Republicans including San Diego Mayor Kevin Faulconer, who has said he’s considering running to replace Newsom, and former House Speaker Newt Gingrich have thrown their support behind the effort. John Cox, the businessman who lost to Newsom in the 2018 gubernatorial campaign, also is contributing.
“Just like Trump refuses to accept and respect the will of the voters, Newt Gingrich, Kevin Faulconer, and other Trump supporters want California taxpayers to waste $100 million on a special election redo, mere months before a regularly scheduled election,” said Newman, the governor’s spokesman.
Newsom benefits from an electorate that tilts even more heavily Democratic than it did when Davis was recalled, said Garry South, a Democratic strategist who has managed campaigns for both the governors. California Democrats had an 8.4% advantage over Republicans among registered voters in 2003, and since then the differential has swelled to 21.9%.

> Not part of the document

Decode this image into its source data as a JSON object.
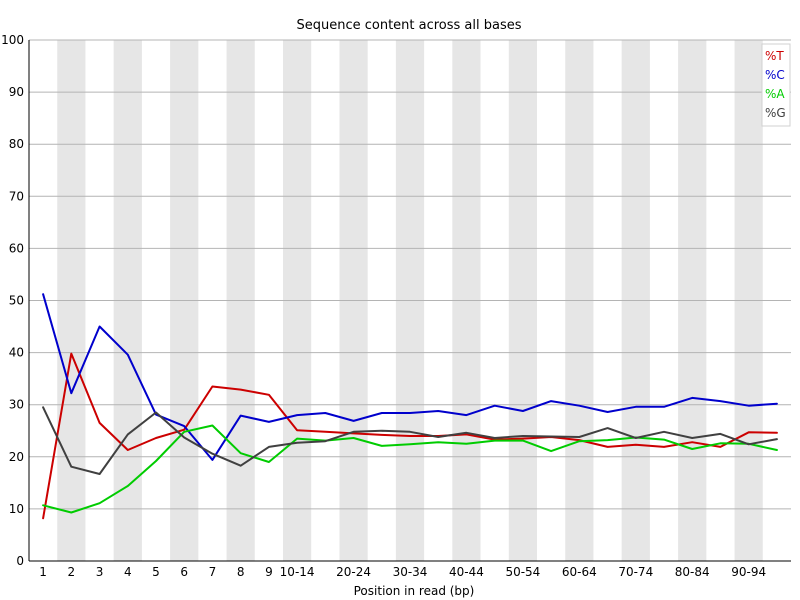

There are other factors in his favor. While the pandemic has taken a devastating toll, California is in a relatively strong fiscal position. It also stands to benefit from a Biden administration that may be more friendly to blue states, with policies more aligned with Newsom’s own.
South said it’s important for Newsom to manage the vaccination campaign effectively in coming weeks and months, both to help quell the pandemic and to satisfy the expectations of the voting public.
“His numbers have held up well throughout all these crises,” South said. “But he needs to get the vaccinations done or that’s going to negatively impact the perception of how he’s handling the pandemic.”